"When you're going good, you get those hits," third baseman Mike Lowell said. "When you're not, you don't."
It was a rough week for the Boston bats. By most measures, the Red Sox offense stacked up against baseball's best by the beginning of June. At Thursday's end, though, Boston was deadlocked with the Seattle Mariners in sixth place in the Majors in runs. The Sox's on-base percentage, the pride of a lineup that usually grounds opposing pitching to dust, had been surpassed by the rival Yankees.
Such is the fate of a team that goes a week without a David Ortiz RBI or a Coco Crisp run. Since last Thursday, Pedroia, recently baseball's hottest hitter, had compiled exactly three hits. Seventeen days have passed since Manny Ramirez last hit a homer.
Ortiz, particularly, was frustrated by the stinginess of opposing pitching. With the exception of a few hard hits rescued by Colorado gloves, including a pivotal second-inning Drew liner snared by a diving Troy Tulowitzki, Francis worked comfortably through trouble. The Sox left 14 runners on base during the game, and yet the 26-year-old Rockies southpaw offered Ortiz and Ramirez little to hit.
"I mean, they don't care about walking us," Ortiz said. "They pitch like they don't care. Go to first. Whatever."

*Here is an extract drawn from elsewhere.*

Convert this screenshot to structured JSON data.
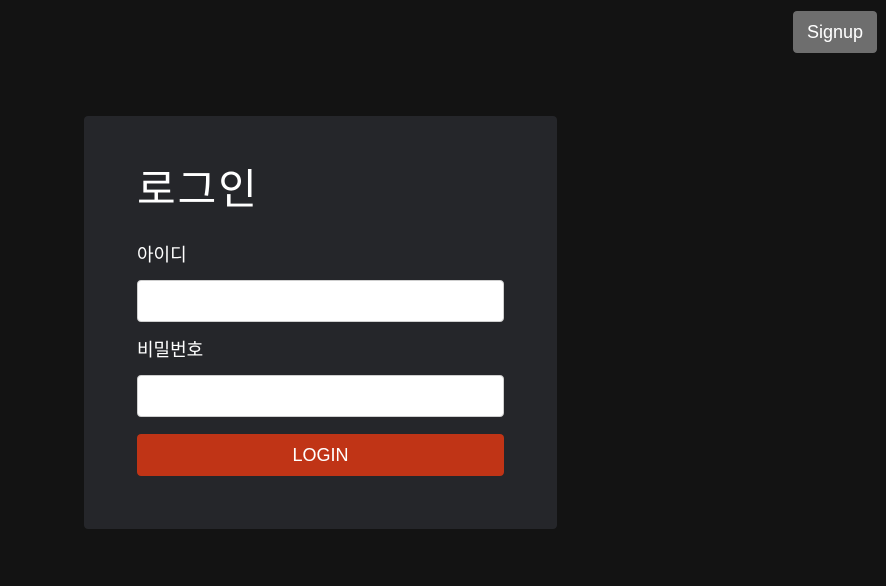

Colorado manager Clint Hurdle praised his starter for pitching through trouble.
"He pitched himself into some corners and things were tight," Hurdle said, "but he was able to make good pitches and give us what he gave us."
When things are going well, reaching base is a means to a happy end for the Red Sox. Boston still "grinded through" its at-bats, following a team tradition. On Thursday night, it scored just a single run.
"The difference is, you can still grind out at-bats, but you're not getting hits," Lowell said. "It's kind of a simple formula. It's just not that easy to do all the time."
Said catcher Jason Varitek: "We're just a few hits away from that going our way. Plain and simple."